Have you ever wondered about how the world looks and works on the level of atoms and molecules? Do you know how a transistor works and why the cheapest smartphone of today has 100’000 times more computation power than the computers that helped NASA during the moon landing? How do drugs find their way to their destination? How close can we get to zero kelvin (-273.15 degrees Celsius)? And how is Nanotechnology helping us fight the current Coronavirus pandemic?
These questions, though seemingly disparate, are all addressable through the study of objects on the nanoscale. The field of nanotechnology operates at the interface of Physics, Chemistry and Biology. Often inspired by nature, we are nowadays able to directly manipulate and engineer nanometer-sized structures and molecules to explore new possibilities in medicine, electronics, diagnostics, metrology, optics and many other fields. The research in this field is often application-oriented and close to industry. It has led to numerous innovations and successful products that assist us in our everyday lives in more ways than we might think.
In this seminar we will provide a comprehensive introduction to current research activities in the fields of molecular medicine and nanoscale physics – both on the academic and industry level. In addition to a broad introduction into the world of nanoscience, we have also invited several guest speakers to dive deeper into specific questions the field of nanotechnology is trying to answer right now: How can we optimally bridge the gap between the lab and the clinic? What are the specific challenges faced by nanotech entrepreneurs when making this transition? What will the nanotechnology of tomorrow look like? Why is it that many people still have a negative bias when hearing the word “Nanotechnology” and how can we optimally balance the risks and benefits of this field?

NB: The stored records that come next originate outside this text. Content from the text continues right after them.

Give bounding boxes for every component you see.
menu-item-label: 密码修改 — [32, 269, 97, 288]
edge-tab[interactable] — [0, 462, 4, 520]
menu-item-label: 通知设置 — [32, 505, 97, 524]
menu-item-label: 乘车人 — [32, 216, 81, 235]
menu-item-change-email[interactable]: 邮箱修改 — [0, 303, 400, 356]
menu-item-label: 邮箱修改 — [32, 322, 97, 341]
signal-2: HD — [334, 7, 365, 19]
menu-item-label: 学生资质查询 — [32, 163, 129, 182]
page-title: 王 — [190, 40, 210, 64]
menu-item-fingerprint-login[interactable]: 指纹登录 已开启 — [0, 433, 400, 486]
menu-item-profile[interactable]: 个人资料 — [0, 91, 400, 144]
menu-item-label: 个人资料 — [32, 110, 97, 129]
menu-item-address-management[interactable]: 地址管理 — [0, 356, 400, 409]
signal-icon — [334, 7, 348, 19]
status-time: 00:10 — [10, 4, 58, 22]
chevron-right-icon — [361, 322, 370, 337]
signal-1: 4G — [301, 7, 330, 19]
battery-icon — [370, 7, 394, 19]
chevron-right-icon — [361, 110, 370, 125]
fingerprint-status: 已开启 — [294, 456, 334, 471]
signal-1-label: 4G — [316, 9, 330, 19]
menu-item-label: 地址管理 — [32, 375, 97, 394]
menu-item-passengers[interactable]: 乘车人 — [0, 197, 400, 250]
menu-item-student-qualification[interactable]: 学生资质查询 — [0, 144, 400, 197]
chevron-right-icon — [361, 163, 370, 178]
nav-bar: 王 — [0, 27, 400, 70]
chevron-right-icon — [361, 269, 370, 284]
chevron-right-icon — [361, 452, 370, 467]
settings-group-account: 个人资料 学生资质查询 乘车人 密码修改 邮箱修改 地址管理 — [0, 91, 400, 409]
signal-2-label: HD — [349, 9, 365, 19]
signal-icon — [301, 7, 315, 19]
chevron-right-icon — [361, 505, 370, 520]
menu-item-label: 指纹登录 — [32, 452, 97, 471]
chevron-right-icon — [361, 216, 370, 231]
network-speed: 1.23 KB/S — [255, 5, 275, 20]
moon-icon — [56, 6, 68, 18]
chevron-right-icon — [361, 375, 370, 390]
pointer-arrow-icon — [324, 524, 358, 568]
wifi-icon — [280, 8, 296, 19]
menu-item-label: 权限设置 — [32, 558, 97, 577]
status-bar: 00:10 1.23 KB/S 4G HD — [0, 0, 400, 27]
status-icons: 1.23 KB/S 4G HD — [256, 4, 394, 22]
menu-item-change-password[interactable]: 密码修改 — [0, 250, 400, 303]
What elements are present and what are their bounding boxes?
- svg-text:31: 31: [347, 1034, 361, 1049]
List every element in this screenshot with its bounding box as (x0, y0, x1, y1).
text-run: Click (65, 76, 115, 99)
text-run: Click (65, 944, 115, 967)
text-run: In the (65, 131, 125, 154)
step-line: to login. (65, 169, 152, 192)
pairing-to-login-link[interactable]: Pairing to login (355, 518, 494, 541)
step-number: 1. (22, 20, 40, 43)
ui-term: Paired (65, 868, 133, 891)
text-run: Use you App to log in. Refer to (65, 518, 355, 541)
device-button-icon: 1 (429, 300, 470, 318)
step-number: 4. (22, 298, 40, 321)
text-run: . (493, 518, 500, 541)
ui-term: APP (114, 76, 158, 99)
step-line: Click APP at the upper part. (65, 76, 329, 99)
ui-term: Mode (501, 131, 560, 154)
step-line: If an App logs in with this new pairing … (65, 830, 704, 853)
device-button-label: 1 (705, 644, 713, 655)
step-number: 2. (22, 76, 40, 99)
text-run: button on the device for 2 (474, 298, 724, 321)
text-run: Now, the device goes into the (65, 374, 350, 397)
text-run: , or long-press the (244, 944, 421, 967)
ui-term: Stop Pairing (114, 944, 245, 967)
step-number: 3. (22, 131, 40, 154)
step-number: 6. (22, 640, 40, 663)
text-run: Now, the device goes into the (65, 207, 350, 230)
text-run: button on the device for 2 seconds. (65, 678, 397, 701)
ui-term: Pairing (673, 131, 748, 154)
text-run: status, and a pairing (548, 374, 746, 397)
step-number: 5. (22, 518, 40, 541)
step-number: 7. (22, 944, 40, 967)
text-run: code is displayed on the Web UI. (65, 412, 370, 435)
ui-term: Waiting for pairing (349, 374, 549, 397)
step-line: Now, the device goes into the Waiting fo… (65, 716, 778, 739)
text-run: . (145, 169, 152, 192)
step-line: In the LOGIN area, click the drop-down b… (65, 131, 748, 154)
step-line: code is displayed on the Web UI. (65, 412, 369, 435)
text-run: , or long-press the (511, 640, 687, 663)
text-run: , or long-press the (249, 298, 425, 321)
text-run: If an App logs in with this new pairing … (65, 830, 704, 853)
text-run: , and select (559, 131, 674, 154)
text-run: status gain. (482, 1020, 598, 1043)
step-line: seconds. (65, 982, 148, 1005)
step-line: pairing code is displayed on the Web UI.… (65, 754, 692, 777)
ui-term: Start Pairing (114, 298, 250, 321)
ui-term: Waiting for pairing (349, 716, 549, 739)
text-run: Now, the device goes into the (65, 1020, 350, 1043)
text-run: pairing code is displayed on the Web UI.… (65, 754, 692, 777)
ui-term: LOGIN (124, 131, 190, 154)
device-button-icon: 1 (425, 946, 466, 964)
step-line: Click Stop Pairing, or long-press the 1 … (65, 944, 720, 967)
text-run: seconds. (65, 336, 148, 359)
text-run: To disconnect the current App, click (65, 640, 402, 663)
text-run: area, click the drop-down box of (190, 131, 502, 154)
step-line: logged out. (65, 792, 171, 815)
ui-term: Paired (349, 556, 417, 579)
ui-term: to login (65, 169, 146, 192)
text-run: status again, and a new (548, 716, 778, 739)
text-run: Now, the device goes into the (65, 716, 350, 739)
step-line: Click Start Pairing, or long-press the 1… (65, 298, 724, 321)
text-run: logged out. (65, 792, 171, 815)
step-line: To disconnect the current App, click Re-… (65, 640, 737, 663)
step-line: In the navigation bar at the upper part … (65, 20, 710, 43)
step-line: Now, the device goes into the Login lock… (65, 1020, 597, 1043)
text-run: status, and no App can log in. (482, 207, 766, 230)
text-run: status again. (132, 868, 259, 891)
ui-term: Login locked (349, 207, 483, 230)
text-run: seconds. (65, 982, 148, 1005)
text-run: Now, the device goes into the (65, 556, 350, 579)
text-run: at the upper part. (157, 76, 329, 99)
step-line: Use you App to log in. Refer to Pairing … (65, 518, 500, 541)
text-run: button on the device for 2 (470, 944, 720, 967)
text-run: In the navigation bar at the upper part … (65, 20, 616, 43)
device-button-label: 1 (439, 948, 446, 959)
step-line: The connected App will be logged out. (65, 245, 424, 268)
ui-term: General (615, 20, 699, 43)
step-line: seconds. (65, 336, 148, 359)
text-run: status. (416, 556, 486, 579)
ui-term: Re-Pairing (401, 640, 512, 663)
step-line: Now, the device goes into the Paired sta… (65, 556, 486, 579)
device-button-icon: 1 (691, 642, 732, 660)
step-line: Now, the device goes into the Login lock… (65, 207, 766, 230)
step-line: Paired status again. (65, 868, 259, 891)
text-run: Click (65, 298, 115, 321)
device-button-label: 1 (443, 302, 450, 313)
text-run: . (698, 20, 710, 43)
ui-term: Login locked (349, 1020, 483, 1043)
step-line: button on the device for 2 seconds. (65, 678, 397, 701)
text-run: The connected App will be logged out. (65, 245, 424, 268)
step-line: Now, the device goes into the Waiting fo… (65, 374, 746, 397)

We are looking forward to interesting discussions!
Rafael Eggli (MSc student in physics, University of Basel) and Patrick Weber (PhD student in tissue-engineering and biofabrication, ETH Zurich), both students of the Swiss study foundation
- Prof. Dr. Barbara Rothen-Rutishauser, Professor of BioNanomaterials at the Adolphe Merkle Institute in Fribourg
Schedule: Saturday 19th June 09:30am to Sunday 20th June 2021 4:30pm
Working language: English
Coordination: Dr. Sarah Beyeler, Dr. Barbara Dankwa
Administration: Nathalie Ellington
Number of participants: max. 20
Reader: Introductory readings and supplementary materials will be provided before the seminar.
Target audience: Students of all fields with an interest in nanoscale sciences and their application. We especially encourage students without a background in natural sciences to join since interdisciplinary viewpoints will greatly benefit our discussions. While technical talks will be part of the seminar, we want to provide enough room for the ethical, entrepreneurial and societal implications of nanosciences.